REPUBLIKA.CO.ID, JAKARTA -- Komisi III DPR sedang membahas Rancangan KUHP yang diajukan pemerintah. Salah satu poin yang menjadi perdebatan adalah mengenai Pasal 66 dan 67 di RUU KUHP soal pidana hukuman mati.
Namun, pidana hukuman mati dalam pasal tersebut akan dibuat fleksibel atau bahkan dihilangkan, karena terpidana mati bisa tidak jadi dieksekusi tanpa harus mendapat Grasi dari Presiden.
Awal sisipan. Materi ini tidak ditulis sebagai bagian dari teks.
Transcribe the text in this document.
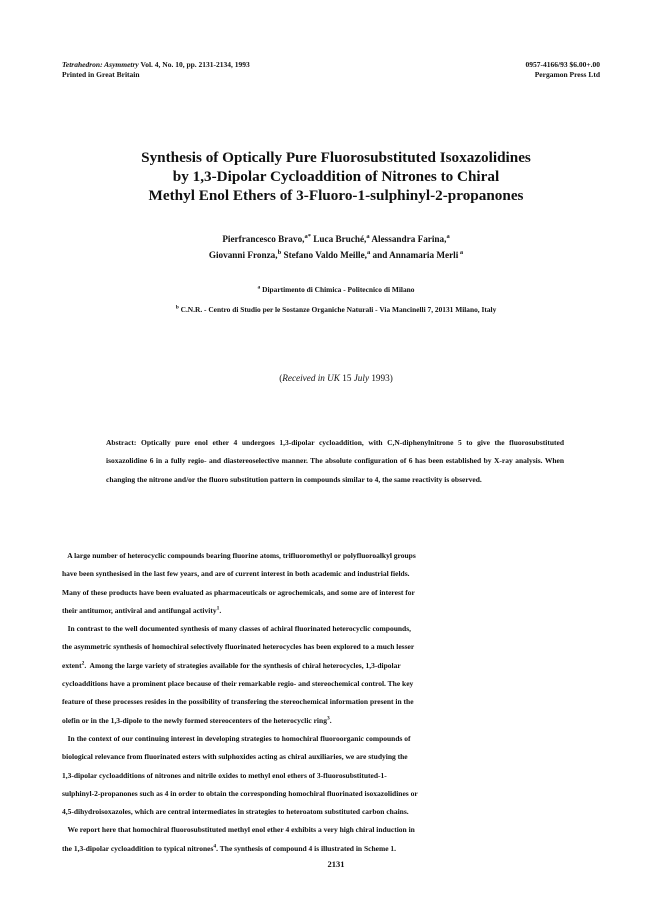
Tetrahedron: Asymmetry Vol. 4, No. 10, pp. 2131-2134, 1993
Printed in Great Britain
0957-4166/93 $6.00+.00
Pergamon Press Ltd
Synthesis of Optically Pure Fluorosubstituted Isoxazolidines
by 1,3-Dipolar Cycloaddition of Nitrones to Chiral
Methyl Enol Ethers of 3-Fluoro-1-sulphinyl-2-propanones
Pierfrancesco Bravo,$^{a*}$ Luca Bruché,$^a$ Alessandra Farina,$^a$
Giovanni Fronza,$^b$ Stefano Valdo Meille,$^a$ and Annamaria Merli $^a$
$^a$ Dipartimento di Chimica - Politecnico di Milano
$^b$ C.N.R. - Centro di Studio per le Sostanze Organiche Naturali - Via Mancinelli 7, 20131 Milano, Italy
(Received in UK 15 July 1993)
Abstract: Optically pure enol ether 4 undergoes 1,3-dipolar cycloaddition, with C,N-diphenylnitrone 5 to give the fluorosubstituted isoxazolidine 6 in a fully regio- and diastereoselective manner. The absolute configuration of 6 has been established by X-ray analysis. When changing the nitrone and/or the fluoro substitution pattern in compounds similar to 4, the same reactivity is observed.
A large number of heterocyclic compounds bearing fluorine atoms, trifluoromethyl or polyfluoroalkyl groups
have been synthesised in the last few years, and are of current interest in both academic and industrial fields.
Many of these products have been evaluated as pharmaceuticals or agrochemicals, and some are of interest for
their antitumor, antiviral and antifungal activity$^1$.
In contrast to the well documented synthesis of many classes of achiral fluorinated heterocyclic compounds,
the asymmetric synthesis of homochiral selectively fluorinated heterocycles has been explored to a much lesser
extent$^2$.  Among the large variety of strategies available for the synthesis of chiral heterocycles, 1,3-dipolar
cycloadditions have a prominent place because of their remarkable regio- and stereochemical control. The key
feature of these processes resides in the possibility of transfering the stereochemical information present in the
olefin or in the 1,3-dipole to the newly formed stereocenters of the heterocyclic ring$^3$.
In the context of our continuing interest in developing strategies to homochiral fluoroorganic compounds of
biological relevance from fluorinated esters with sulphoxides acting as chiral auxiliaries, we are studying the
1,3-dipolar cycloadditions of nitrones and nitrile oxides to methyl enol ethers of 3-fluorosubstituted-1-
sulphinyl-2-propanones such as 4 in order to obtain the corresponding homochiral fluorinated isoxazolidines or
4,5-dihydroisoxazoles, which are central intermediates in strategies to heteroatom substituted carbon chains.
We report here that homochiral fluorosubstituted methyl enol ether 4 exhibits a very high chiral induction in
the 1,3-dipolar cycloaddition to typical nitrones$^4$. The synthesis of compound 4 is illustrated in Scheme 1.
2131
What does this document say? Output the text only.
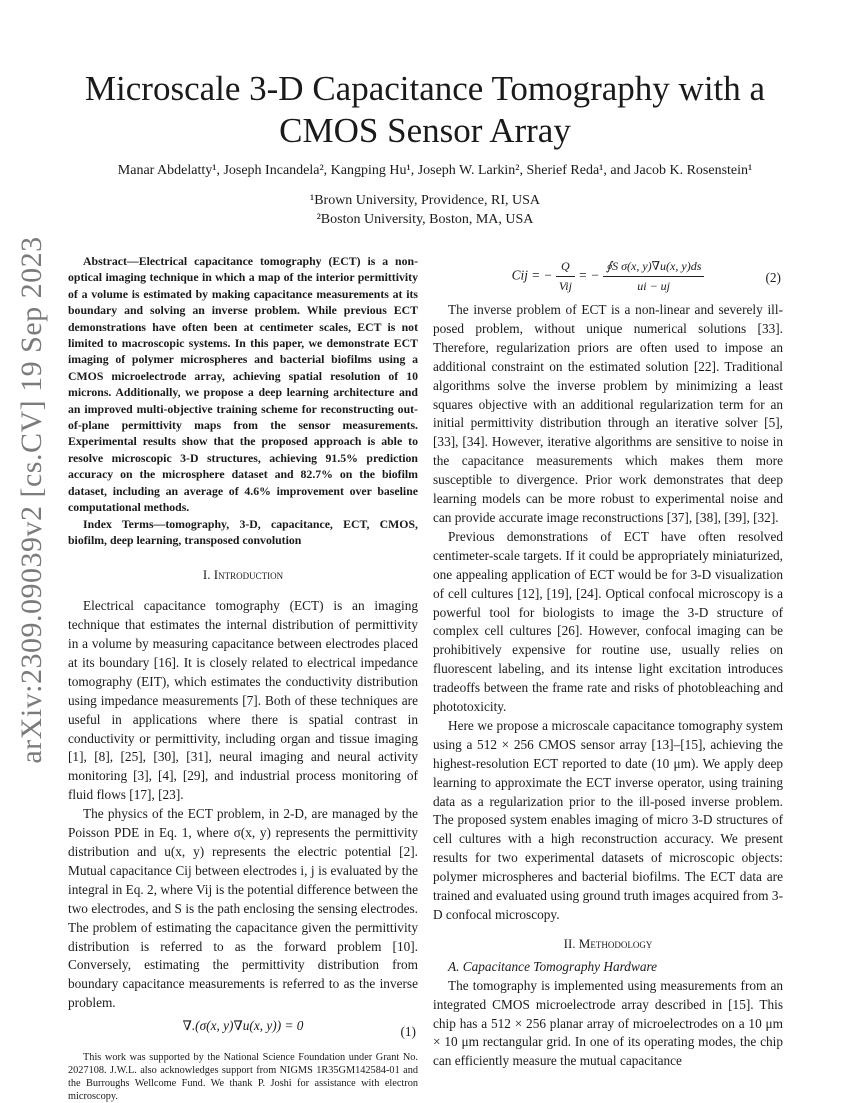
arXiv:2309.09039v2 [cs.CV] 19 Sep 2023
Microscale 3-D Capacitance Tomography with a CMOS Sensor Array
Manar Abdelatty¹, Joseph Incandela², Kangping Hu¹, Joseph W. Larkin², Sherief Reda¹, and Jacob K. Rosenstein¹
¹Brown University, Providence, RI, USA
²Boston University, Boston, MA, USA

Abstract—Electrical capacitance tomography (ECT) is a non-optical imaging technique in which a map of the interior permittivity of a volume is estimated by making capacitance measurements at its boundary and solving an inverse problem. While previous ECT demonstrations have often been at centimeter scales, ECT is not limited to macroscopic systems. In this paper, we demonstrate ECT imaging of polymer microspheres and bacterial biofilms using a CMOS microelectrode array, achieving spatial resolution of 10 microns. Additionally, we propose a deep learning architecture and an improved multi-objective training scheme for reconstructing out-of-plane permittivity maps from the sensor measurements. Experimental results show that the proposed approach is able to resolve microscopic 3-D structures, achieving 91.5% prediction accuracy on the microsphere dataset and 82.7% on the biofilm dataset, including an average of 4.6% improvement over baseline computational methods.

Index Terms—tomography, 3-D, capacitance, ECT, CMOS, biofilm, deep learning, transposed convolution

I. Introduction

Electrical capacitance tomography (ECT) is an imaging technique that estimates the internal distribution of permittivity in a volume by measuring capacitance between electrodes placed at its boundary [16]. It is closely related to electrical impedance tomography (EIT), which estimates the conductivity distribution using impedance measurements [7]. Both of these techniques are useful in applications where there is spatial contrast in conductivity or permittivity, including organ and tissue imaging [1], [8], [25], [30], [31], neural imaging and neural activity monitoring [3], [4], [29], and industrial process monitoring of fluid flows [17], [23].

The physics of the ECT problem, in 2-D, are managed by the Poisson PDE in Eq. 1, where σ(x, y) represents the permittivity distribution and u(x, y) represents the electric potential [2]. Mutual capacitance Cij between electrodes i, j is evaluated by the integral in Eq. 2, where Vij is the potential difference between the two electrodes, and S is the path enclosing the sensing electrodes. The problem of estimating the capacitance given the permittivity distribution is referred to as the forward problem [10]. Conversely, estimating the permittivity distribution from boundary capacitance measurements is referred to as the inverse problem.

∇.(σ(x, y)∇u(x, y)) = 0	(1)

This work was supported by the National Science Foundation under Grant No. 2027108. J.W.L. also acknowledges support from NIGMS 1R35GM142584-01 and the Burroughs Wellcome Fund. We thank P. Joshi for assistance with electron microscopy.

Cij = − $\frac{Q}{\text{Vij}}$ = − $\frac{\text{∮S σ(x, y)∇u(x, y)ds}}{ui - uj}$	(2)

The inverse problem of ECT is a non-linear and severely ill-posed problem, without unique numerical solutions [33]. Therefore, regularization priors are often used to impose an additional constraint on the estimated solution [22]. Traditional algorithms solve the inverse problem by minimizing a least squares objective with an additional regularization term for an initial permittivity distribution through an iterative solver [5], [33], [34]. However, iterative algorithms are sensitive to noise in the capacitance measurements which makes them more susceptible to divergence. Prior work demonstrates that deep learning models can be more robust to experimental noise and can provide accurate image reconstructions [37], [38], [39], [32].

Previous demonstrations of ECT have often resolved centimeter-scale targets. If it could be appropriately miniaturized, one appealing application of ECT would be for 3-D visualization of cell cultures [12], [19], [24]. Optical confocal microscopy is a powerful tool for biologists to image the 3-D structure of complex cell cultures [26]. However, confocal imaging can be prohibitively expensive for routine use, usually relies on fluorescent labeling, and its intense light excitation introduces tradeoffs between the frame rate and risks of photobleaching and phototoxicity.

Here we propose a microscale capacitance tomography system using a 512 × 256 CMOS sensor array [13]–[15], achieving the highest-resolution ECT reported to date (10 μm). We apply deep learning to approximate the ECT inverse operator, using training data as a regularization prior to the ill-posed inverse problem. The proposed system enables imaging of micro 3-D structures of cell cultures with a high reconstruction accuracy. We present results for two experimental datasets of microscopic objects: polymer microspheres and bacterial biofilms. The ECT data are trained and evaluated using ground truth images acquired from 3-D confocal microscopy.

II. Methodology

A. Capacitance Tomography Hardware

The tomography is implemented using measurements from an integrated CMOS microelectrode array described in [15]. This chip has a 512 × 256 planar array of microelectrodes on a 10 μm × 10 μm rectangular grid. In one of its operating modes, the chip can efficiently measure the mutual capacitance
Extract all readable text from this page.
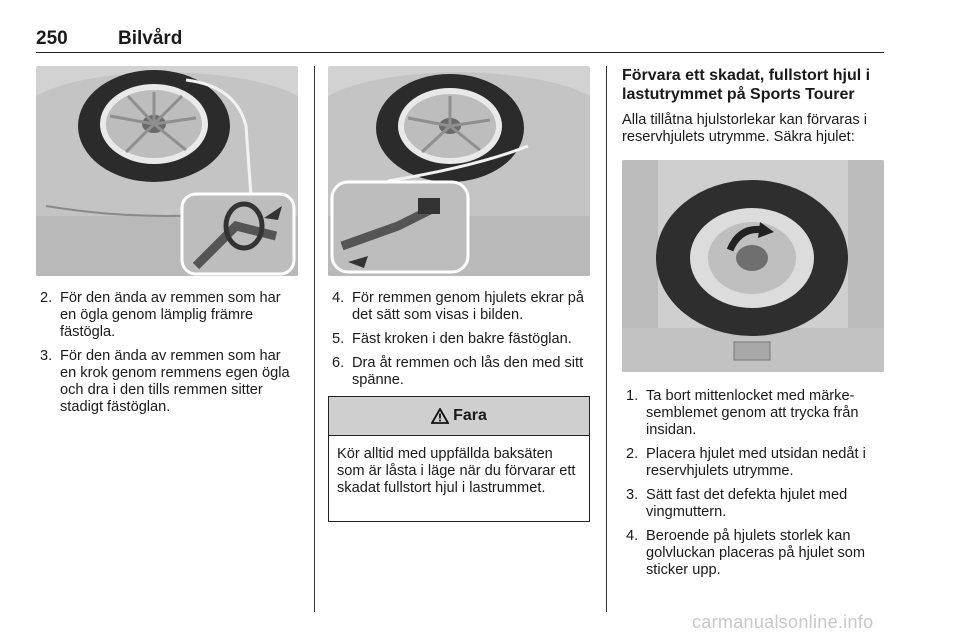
250	Bilvård
2. För den ända av remmen som har en ögla genom lämplig främre fästögla.
3. För den ända av remmen som har en krok genom remmens egen ögla och dra i den tills remmen sitter stadigt fästöglan.
4. För remmen genom hjulets ekrar på det sätt som visas i bilden.
5. Fäst kroken i den bakre fästöglan.
6. Dra åt remmen och lås den med sitt spänne.
Fara
Kör alltid med uppfällda baksäten som är låsta i läge när du förvarar ett skadat fullstort hjul i lastrummet.
Förvara ett skadat, fullstort hjul i lastutrymmet på Sports Tourer
Alla tillåtna hjulstorlekar kan förvaras i reservhjulets utrymme. Säkra hjulet:
1. Ta bort mittenlocket med märkesemblemet genom att trycka från insidan.
2. Placera hjulet med utsidan nedåt i reservhjulets utrymme.
3. Sätt fast det defekta hjulet med vingmuttern.
4. Beroende på hjulets storlek kan golvluckan placeras på hjulet som sticker upp.
carmanualsonline.info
Syaratnya, terpidana tersebut harus berkelakuan baik dan tidak melakukan kejahatannya kembali.
''Ya semua (fraksi) sepakat, artinya hukuman mati memang dapat dijatuhkan kepada seorang terdakwa, namun dia akan menjalani hukuman penjara lebih dulu dan jika dia terus menerus berkelakuan baik maka hukumannya berubah jado penjara seumur hidup atau penjara 20 tahun,'' kata anggota Komisi III DPR Arsul Sani, saat dihubungi, Ahad (14/2).
Menurut politikus PPP tersebut, pidana yang masuk dalam pengampunan hukuman mati diantaranya ancaman hukuman untuk pelaku pembunuhan berencana dan berganda, terorisme, narkotika, genosida, pelanggaran HAM berat.
Peraturan tersebut juga nantinya akan berlaku bagi warga negara Indonesia (WNI) maupun warga negara asing (WNA), selama perbuatannya dilakukan diwilayah hukum Indonesia.
''Soal tindak pidana apa saja yang dapat dihukum mati nanti akan ditetapkan dalam Buku II yang akan dibahas setelah Buku I selesai dibahas,'' jelasnya.